On ose à peine revenir sur un sujet aussi rebattu que celui de la nécessité de la relation causale. Il le faut cependant, car c’est là peut-être que Hume à la fois a été le plus original et s’est le plu& gravement trompé. Personne n’a plus contribué à éclaircir la question ; personne n’a plus résolument nié la valeur de cette liaison nécessaire, qui est la forteresse inexpugnable où doit se réfugier toute métaphysique et qu’on appelait récemment « le type parfait, mais unique de la nécessité primordiale[1] ».

Admettre une relation intuitive ou démontrée entre les idées de la géométrie, cela, après tout, ne pouvait répugner à Hume : car cette relation tout idéale n’engageait pas les questions d’existence. Mais il en était autrement de la relation de cause à effet : car la nécessité rationnelle de la cause une fois admise, il n’est plus possible à l’esprit de se renfermer en lui-même ; il lui faut passer de la région des idées à la région des existences, et par delà le monde des conceptions subjectives liées par l’expérience et par l’habitude, reconnaître l’existence des causes qu’on n’observe pas, qu’on n’expérimente pas, mais qu’on affirme comme nécessaires. De là l’effort de Hume pour réduire la relation causale à une simple succession de deux événements, succession qui par son renouvellement fréquent détermine l’esprit à passer de l’idée de l’un à l’idée de l’autre.

La prétention de Hume est donc de prouver qu’il n’y a pas entre la cause et l’effet d’autre rapport qu’un lien d’imagination ou d’habitude établi par l’expérience. Pour en arriver là, il montre que nous ne pouvons jamais connaître a priori la nature d’une cause ou d’un effet.
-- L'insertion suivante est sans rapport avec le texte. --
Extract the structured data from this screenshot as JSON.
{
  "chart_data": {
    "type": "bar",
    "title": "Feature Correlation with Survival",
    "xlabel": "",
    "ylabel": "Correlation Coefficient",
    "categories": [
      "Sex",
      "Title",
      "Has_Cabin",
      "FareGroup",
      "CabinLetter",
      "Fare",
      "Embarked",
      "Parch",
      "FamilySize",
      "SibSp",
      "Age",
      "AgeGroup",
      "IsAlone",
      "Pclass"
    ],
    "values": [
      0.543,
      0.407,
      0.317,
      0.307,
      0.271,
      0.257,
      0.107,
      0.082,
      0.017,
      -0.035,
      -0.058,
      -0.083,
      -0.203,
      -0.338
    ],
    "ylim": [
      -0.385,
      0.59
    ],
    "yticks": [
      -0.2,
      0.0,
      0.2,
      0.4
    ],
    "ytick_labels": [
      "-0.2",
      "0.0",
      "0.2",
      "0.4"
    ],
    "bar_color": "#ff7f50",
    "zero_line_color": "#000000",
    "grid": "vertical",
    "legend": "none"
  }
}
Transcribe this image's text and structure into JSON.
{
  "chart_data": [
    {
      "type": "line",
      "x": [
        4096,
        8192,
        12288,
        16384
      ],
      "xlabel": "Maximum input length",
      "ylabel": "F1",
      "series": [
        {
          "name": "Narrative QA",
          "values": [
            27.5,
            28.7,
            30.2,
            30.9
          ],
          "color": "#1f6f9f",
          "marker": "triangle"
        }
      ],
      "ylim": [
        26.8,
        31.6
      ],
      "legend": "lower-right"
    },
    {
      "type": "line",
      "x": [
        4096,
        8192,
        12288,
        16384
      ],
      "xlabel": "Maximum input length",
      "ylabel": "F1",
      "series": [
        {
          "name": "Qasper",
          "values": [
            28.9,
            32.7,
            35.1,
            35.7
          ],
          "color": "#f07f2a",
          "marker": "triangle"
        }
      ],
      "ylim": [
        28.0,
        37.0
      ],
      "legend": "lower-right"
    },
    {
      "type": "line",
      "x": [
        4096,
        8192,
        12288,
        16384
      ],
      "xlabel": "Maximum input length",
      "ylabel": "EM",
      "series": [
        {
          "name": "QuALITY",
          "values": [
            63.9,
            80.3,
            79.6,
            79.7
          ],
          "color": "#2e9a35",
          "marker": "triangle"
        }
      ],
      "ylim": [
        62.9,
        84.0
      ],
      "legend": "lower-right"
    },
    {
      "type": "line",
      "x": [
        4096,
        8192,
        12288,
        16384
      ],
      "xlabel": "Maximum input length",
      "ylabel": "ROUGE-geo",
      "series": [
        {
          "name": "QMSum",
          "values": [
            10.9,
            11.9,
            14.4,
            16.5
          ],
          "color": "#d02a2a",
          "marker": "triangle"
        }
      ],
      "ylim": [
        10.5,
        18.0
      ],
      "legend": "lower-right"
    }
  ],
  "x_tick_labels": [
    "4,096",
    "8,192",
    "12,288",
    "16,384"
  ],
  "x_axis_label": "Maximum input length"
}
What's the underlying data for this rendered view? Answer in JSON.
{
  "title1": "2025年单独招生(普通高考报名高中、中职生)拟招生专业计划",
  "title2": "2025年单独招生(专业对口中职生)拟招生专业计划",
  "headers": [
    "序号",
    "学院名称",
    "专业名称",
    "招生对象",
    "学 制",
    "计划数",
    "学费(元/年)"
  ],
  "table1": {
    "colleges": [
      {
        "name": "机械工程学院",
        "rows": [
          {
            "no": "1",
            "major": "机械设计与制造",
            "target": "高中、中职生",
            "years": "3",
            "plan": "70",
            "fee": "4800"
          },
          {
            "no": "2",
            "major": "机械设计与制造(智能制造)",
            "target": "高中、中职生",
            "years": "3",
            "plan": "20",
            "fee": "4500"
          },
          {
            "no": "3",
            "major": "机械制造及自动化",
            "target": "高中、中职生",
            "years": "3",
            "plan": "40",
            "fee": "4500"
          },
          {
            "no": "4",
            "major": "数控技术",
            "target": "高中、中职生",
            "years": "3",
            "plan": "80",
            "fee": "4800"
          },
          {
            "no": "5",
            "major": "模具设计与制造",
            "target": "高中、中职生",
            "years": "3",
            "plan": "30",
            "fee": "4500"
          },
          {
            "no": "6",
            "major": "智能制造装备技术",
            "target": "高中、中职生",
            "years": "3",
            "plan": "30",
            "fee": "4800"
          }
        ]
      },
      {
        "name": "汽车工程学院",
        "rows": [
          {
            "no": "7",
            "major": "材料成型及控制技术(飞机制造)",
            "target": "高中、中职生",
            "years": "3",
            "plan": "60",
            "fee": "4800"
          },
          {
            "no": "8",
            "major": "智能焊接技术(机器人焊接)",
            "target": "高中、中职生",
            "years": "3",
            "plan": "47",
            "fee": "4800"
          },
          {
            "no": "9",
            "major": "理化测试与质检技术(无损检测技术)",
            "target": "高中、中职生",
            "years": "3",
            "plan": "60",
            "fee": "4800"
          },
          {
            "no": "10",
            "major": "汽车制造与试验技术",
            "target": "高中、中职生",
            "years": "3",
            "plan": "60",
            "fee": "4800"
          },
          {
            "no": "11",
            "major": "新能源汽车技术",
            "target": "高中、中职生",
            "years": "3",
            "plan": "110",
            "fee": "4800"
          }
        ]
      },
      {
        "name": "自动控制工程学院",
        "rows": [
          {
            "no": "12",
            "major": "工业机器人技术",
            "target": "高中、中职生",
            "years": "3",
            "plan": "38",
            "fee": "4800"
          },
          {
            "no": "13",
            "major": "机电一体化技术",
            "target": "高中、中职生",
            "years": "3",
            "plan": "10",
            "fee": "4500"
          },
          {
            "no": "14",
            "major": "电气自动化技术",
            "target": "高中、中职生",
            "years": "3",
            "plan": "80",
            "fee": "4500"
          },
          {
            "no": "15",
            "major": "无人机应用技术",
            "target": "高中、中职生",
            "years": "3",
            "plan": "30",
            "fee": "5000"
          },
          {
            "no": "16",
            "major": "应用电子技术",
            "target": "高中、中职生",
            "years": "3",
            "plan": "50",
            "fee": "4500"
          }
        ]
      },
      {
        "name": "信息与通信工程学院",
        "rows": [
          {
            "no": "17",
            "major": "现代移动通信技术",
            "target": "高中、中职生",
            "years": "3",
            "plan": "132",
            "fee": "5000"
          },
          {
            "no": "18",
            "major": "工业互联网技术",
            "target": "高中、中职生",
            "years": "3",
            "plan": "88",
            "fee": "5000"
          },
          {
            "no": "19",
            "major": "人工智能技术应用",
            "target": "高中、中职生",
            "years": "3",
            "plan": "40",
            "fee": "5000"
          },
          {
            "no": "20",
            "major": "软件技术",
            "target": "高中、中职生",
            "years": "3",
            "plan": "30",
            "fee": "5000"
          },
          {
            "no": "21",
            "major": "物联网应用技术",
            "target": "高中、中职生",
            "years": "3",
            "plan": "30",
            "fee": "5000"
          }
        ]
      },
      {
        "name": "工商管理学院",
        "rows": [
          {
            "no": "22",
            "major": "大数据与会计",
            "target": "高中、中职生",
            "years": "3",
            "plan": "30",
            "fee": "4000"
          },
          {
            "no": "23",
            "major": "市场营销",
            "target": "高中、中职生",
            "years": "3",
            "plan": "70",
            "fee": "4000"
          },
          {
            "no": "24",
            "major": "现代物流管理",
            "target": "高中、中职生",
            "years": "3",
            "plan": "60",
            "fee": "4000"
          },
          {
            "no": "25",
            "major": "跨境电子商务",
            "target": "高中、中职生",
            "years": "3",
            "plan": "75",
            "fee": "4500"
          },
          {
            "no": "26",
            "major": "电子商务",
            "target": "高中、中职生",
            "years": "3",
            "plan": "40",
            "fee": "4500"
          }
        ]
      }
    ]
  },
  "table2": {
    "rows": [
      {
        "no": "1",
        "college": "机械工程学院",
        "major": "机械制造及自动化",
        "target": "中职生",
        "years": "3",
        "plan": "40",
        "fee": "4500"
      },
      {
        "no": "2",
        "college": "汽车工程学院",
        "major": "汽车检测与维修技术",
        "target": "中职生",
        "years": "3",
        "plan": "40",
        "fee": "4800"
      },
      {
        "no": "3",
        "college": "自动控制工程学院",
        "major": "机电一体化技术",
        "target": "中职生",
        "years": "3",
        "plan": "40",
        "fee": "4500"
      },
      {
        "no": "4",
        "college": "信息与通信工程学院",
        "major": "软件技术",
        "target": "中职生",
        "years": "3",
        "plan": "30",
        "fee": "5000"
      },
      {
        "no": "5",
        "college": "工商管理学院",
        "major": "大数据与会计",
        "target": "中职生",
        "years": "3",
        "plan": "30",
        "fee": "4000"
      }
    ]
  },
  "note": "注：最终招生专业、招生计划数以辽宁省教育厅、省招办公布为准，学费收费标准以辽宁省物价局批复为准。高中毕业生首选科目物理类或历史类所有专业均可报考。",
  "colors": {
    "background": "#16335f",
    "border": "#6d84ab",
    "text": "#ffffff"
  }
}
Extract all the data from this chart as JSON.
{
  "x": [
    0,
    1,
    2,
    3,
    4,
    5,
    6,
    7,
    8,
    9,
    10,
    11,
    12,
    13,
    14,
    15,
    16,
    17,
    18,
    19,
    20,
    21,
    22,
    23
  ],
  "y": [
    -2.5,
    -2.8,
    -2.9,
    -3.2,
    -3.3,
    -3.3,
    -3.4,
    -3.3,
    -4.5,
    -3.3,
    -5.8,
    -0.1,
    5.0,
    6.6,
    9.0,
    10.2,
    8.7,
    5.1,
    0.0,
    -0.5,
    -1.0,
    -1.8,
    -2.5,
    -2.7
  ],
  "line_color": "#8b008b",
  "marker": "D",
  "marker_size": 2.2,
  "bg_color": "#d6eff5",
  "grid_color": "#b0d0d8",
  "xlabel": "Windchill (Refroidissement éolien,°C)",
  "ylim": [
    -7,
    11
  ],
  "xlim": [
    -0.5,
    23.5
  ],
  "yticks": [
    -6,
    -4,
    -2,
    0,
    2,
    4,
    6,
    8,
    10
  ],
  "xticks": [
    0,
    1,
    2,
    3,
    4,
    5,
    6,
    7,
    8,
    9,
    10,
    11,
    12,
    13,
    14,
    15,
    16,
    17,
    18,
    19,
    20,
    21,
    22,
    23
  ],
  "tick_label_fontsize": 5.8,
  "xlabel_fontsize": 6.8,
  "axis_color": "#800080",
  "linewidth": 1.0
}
En cela, comment ne pas voir qu’il déplace la question ? Sans doute la raison ne peut devancer l’expérience dans la détermination de la cause, mais elle lui impose l’obligation de la chercher, de croire à son existence avant qu’elle l’ait trouvée, et, quand elle l’a

  1. M. E. Boutroux, De la contingence des lois de la nature, p. 14.